In rural (and some urban) schools in South Africa, absenteeism data are typically collected on paper by teachers. The reason for absenteeism is not recorded as part of a follow up when the learner returns to school (unless, for example, in the case of a long illness when a confidential doctor’s note would be provided by the learner to the teacher). If one were to gather the reason for absenteeism for a learner when they returned to work, one would need to ask the teacher to complete a form for each learner; however, teachers have heavy workloads, and this may be too onerous a task to ask of them. One could station a permanent fieldworker at the study for the duration of the study period to conduct these follow-up activities. In this way, the reason for absenteeism could be captured by the fieldworker when the learner returned to school, of course, gathering the reasons within the rights of privacy of information. Data completeness was a challenge when working in rural areas, and alternate methods for capturing data, especially absenteeism records and reasons for absenteeism, should be considered, such as a permanent fieldwork on site. One might also consider using tablets or mobile phones where electricity and internet connectivity are available.
It is also important to consider the timing of exposure to ‘risky’ temperature and absenteeism—a child may experience sitting in a classroom with indoor classroom Tapp levels causing ill health effects and be absent the following day; or a child may wake up and feel outdoor Tapp/temperature levels and decide not to go to school (i.e., be marked absent).
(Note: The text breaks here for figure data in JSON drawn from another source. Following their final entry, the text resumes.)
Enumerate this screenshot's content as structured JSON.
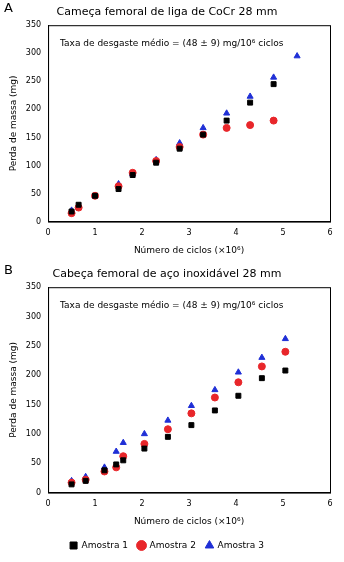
{
  "chart_data": [
    {
      "type": "scatter",
      "panel_label": "A",
      "title": "Cameça femoral de liga de CoCr 28 mm",
      "annotation": "Taxa de desgaste médio = (48 ± 9) mg/10⁶ ciclos",
      "x_label": "Número de ciclos (×10⁶)",
      "y_label": "Perda de massa (mg)",
      "xlim": [
        0,
        6
      ],
      "xticks": [
        0,
        1,
        2,
        3,
        4,
        5,
        6
      ],
      "ylim": [
        0,
        350
      ],
      "yticks": [
        0,
        50,
        100,
        150,
        200,
        250,
        300,
        350
      ],
      "grid": false,
      "series": [
        {
          "name": "Amostra 1",
          "color": "#000000",
          "marker": "square",
          "x": [
            0.5,
            0.65,
            1.0,
            1.5,
            1.8,
            2.3,
            2.8,
            3.3,
            3.8,
            4.3,
            4.8
          ],
          "values": [
            18,
            30,
            46,
            58,
            83,
            105,
            130,
            155,
            180,
            212,
            245
          ]
        },
        {
          "name": "Amostra 2",
          "color": "#e8262a",
          "marker": "circle",
          "x": [
            0.5,
            0.65,
            1.0,
            1.5,
            1.8,
            2.3,
            2.8,
            3.3,
            3.8,
            4.3,
            4.8
          ],
          "values": [
            15,
            25,
            46,
            63,
            87,
            108,
            133,
            155,
            167,
            172,
            180
          ]
        },
        {
          "name": "Amostra 3",
          "color": "#1f2fd6",
          "marker": "triangle",
          "x": [
            0.5,
            0.65,
            1.0,
            1.5,
            1.8,
            2.3,
            2.8,
            3.3,
            3.8,
            4.3,
            4.8,
            5.3
          ],
          "values": [
            20,
            27,
            46,
            67,
            85,
            110,
            140,
            167,
            193,
            223,
            257,
            295
          ]
        }
      ]
    },
    {
      "type": "scatter",
      "panel_label": "B",
      "title": "Cabeça femoral de aço inoxidável 28 mm",
      "annotation": "Taxa de desgaste médio = (48 ± 9) mg/10⁶ ciclos",
      "x_label": "Número de ciclos (×10⁶)",
      "y_label": "Perda de massa (mg)",
      "xlim": [
        0,
        6
      ],
      "xticks": [
        0,
        1,
        2,
        3,
        4,
        5,
        6
      ],
      "ylim": [
        0,
        350
      ],
      "yticks": [
        0,
        50,
        100,
        150,
        200,
        250,
        300,
        350
      ],
      "grid": false,
      "legend": "bottom",
      "series": [
        {
          "name": "Amostra 1",
          "color": "#000000",
          "marker": "square",
          "x": [
            0.5,
            0.8,
            1.2,
            1.45,
            1.6,
            2.05,
            2.55,
            3.05,
            3.55,
            4.05,
            4.55,
            5.05
          ],
          "values": [
            14,
            20,
            38,
            48,
            55,
            75,
            95,
            115,
            140,
            165,
            195,
            208
          ]
        },
        {
          "name": "Amostra 2",
          "color": "#e8262a",
          "marker": "circle",
          "x": [
            0.5,
            0.8,
            1.2,
            1.45,
            1.6,
            2.05,
            2.55,
            3.05,
            3.55,
            4.05,
            4.55,
            5.05
          ],
          "values": [
            17,
            22,
            36,
            43,
            62,
            83,
            108,
            135,
            162,
            188,
            215,
            240
          ]
        },
        {
          "name": "Amostra 3",
          "color": "#1f2fd6",
          "marker": "triangle",
          "x": [
            0.5,
            0.8,
            1.2,
            1.45,
            1.6,
            2.05,
            2.55,
            3.05,
            3.55,
            4.05,
            4.55,
            5.05
          ],
          "values": [
            20,
            27,
            43,
            70,
            85,
            100,
            123,
            148,
            175,
            205,
            230,
            262
          ]
        }
      ]
    }
  ]
}
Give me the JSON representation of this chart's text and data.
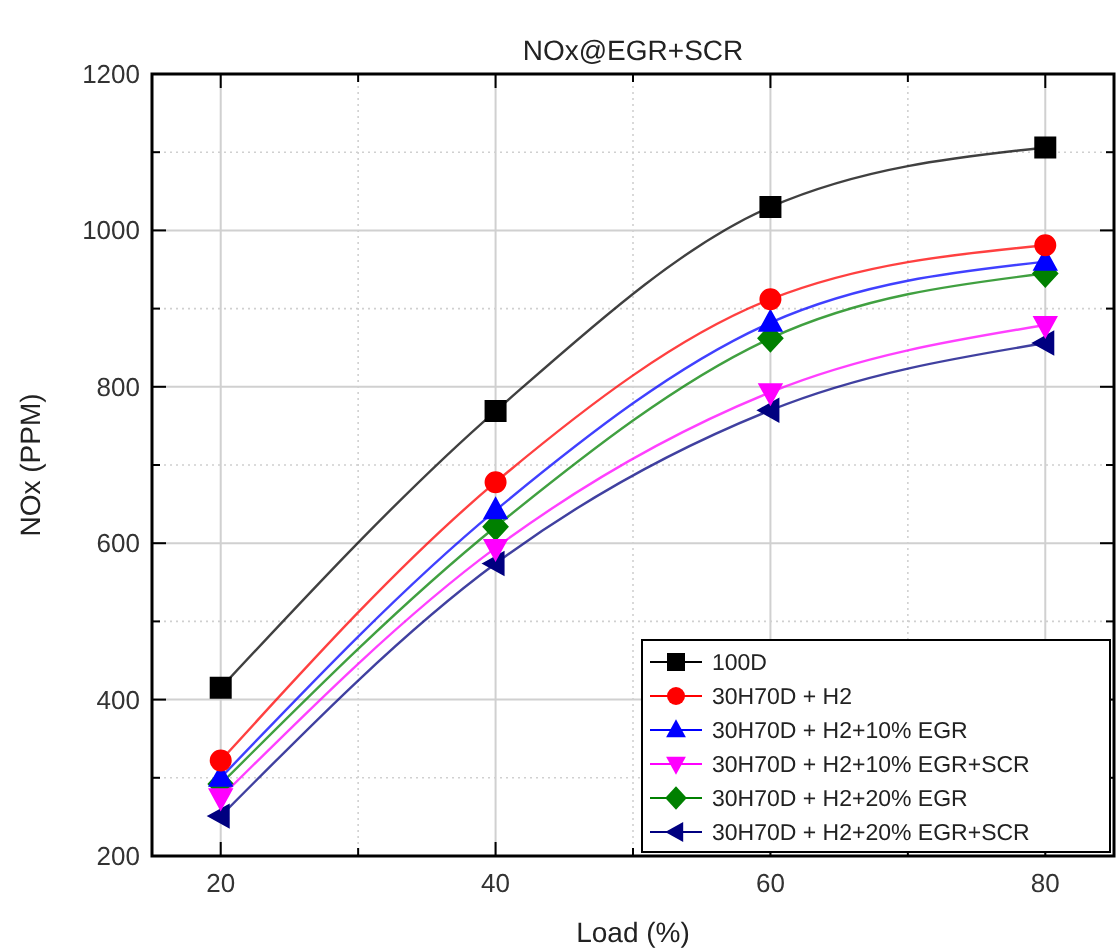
{
  "chart_data": {
    "type": "line",
    "title": "NOx@EGR+SCR",
    "xlabel": "Load (%)",
    "ylabel": "NOx (PPM)",
    "x": [
      20,
      40,
      60,
      80
    ],
    "xlim": [
      15,
      85
    ],
    "xticks": [
      20,
      {
        "value": 30,
        "label": null
      },
      40,
      {
        "value": 50,
        "label": null
      },
      60,
      {
        "value": 70,
        "label": null
      },
      80
    ],
    "ylim": [
      200,
      1200
    ],
    "yticks": [
      200,
      {
        "value": 300,
        "label": null
      },
      400,
      {
        "value": 500,
        "label": null
      },
      600,
      {
        "value": 700,
        "label": null
      },
      800,
      {
        "value": 900,
        "label": null
      },
      1000,
      {
        "value": 1100,
        "label": null
      },
      1200
    ],
    "grid": true,
    "legend": "bottom right",
    "line_style": "solid",
    "series": [
      {
        "name": "100D",
        "color": "#000000",
        "marker": "square",
        "values": [
          415,
          769,
          1030,
          1106
        ]
      },
      {
        "name": "30H70D + H2",
        "color": "#ff0000",
        "marker": "circle",
        "values": [
          322,
          678,
          912,
          981
        ]
      },
      {
        "name": "30H70D + H2+10% EGR",
        "color": "#0000ff",
        "marker": "triangle",
        "values": [
          300,
          642,
          882,
          960
        ]
      },
      {
        "name": "30H70D + H2+10% EGR+SCR",
        "color": "#ff00ff",
        "marker": "triangle-down",
        "values": [
          275,
          594,
          793,
          879
        ]
      },
      {
        "name": "30H70D + H2+20% EGR",
        "color": "#008000",
        "marker": "diamond",
        "values": [
          292,
          621,
          862,
          945
        ]
      },
      {
        "name": "30H70D + H2+20% EGR+SCR",
        "color": "#000080",
        "marker": "triangle-left",
        "values": [
          251,
          574,
          770,
          856
        ]
      }
    ]
  }
}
In another instance, a child may sit in a cold classroom for three days and on the fourth day does not attend school—possibly due to cold-related illness (although other reasons may exist too). Given the study design, we were not able to ascertain these relations, but future studies may consider doing so by using time-activity diaries. Time-activity diaries can be conducted on paper or using a tablet (with the considerations mentioned above borne in mind); however, they can be onerous on children and participant fatigue may occur. The presence of a permanent school-based fieldworker may assist in increasing the likelihood of participant compliance.
An important consideration in the study of reasons for absenteeism is that multiple factors besides meteorological or climate factors may play a part. Using a questionnaire for parents/guardians can assist with some of these data. In the case of our study, it was likely that given the education level among the parent/guardian population we surveyed, poor literacy may have influenced the completion of the questionnaire and/or the participation in the study. Face-to-face interviews would have helped to resolve this but are costly in a rural setting. The reasons for the latter are the need for fieldworkers who travel to learners’ homes to conduct interviews.
Finally, additional factors such as public holidays and events, and other anomalies should be considered. While we considered school and public holidays, we only became aware of the impact of a public holiday when looking at one specific anomaly: this related to the day after a public holiday when learners may have been away with family for the day and did not return home until the following day, for example. Such intricacies associated with reasons for learner absenteeism would be best understood by social scientists and social anthropologists. Therefore, a large, multidisciplinary research team should be gathered when trying to unravel the effect of temperature on learner absenteeism.

5. Conclusions

Large differences of up to 5 °C were seen between indoor classroom and outdoor temperatures, with classrooms being either colder or warmer than the outdoor environment depending on the season. These differences were seen to be related to absenteeism among learners, although several other factors also influence learner absenteeism. Classroom characteristics affected indoor classroom temperatures; hence, thermal comfort should be considered in the design of school buildings for optimal attendance and performance among learners. Our findings have implications for the Department of Education in South Africa and similar settings. There is an obligation to consider temperature and thermal comfort in schools, in terms of design, materials, orientation, ceilings, cooling mechanisms, crowding, shade/greening, early warning systems, etc., given that temperature increases associated with climate change need to be considered now. Furthermore, given possible relationships between temperature and absenteeism, there is also a learning imperative to consider thermal comfort as a fundamental element of school planning and design. These findings support the need for action to climate-proof school classrooms to ensure safe, healthy environments in which learners can learn and work to ensure quality education, and a need highlighted by SDG 4–Quality Education.

Author Contributions

Conceptualization, C.Y.W., V.P. and A.M.; methodology, C.Y.W., V.P. and A.M.; analysis, T.K., N.A., Y.B. and V.P.; investigation, V.P., Z.K. and M.M.; writing—original draft preparation, C.Y.W., T.K., B.W. and V.P.; writing—review and editing, all authors; supervision, C.Y.W., A.M. and P.M.; project administration, C.Y.W.; and funding acquisition, A.M. All authors have read and agreed to the published version of the manuscript.

Funding

This research was funded by the South African Medical Research Council, grant number CCHHSA 40037.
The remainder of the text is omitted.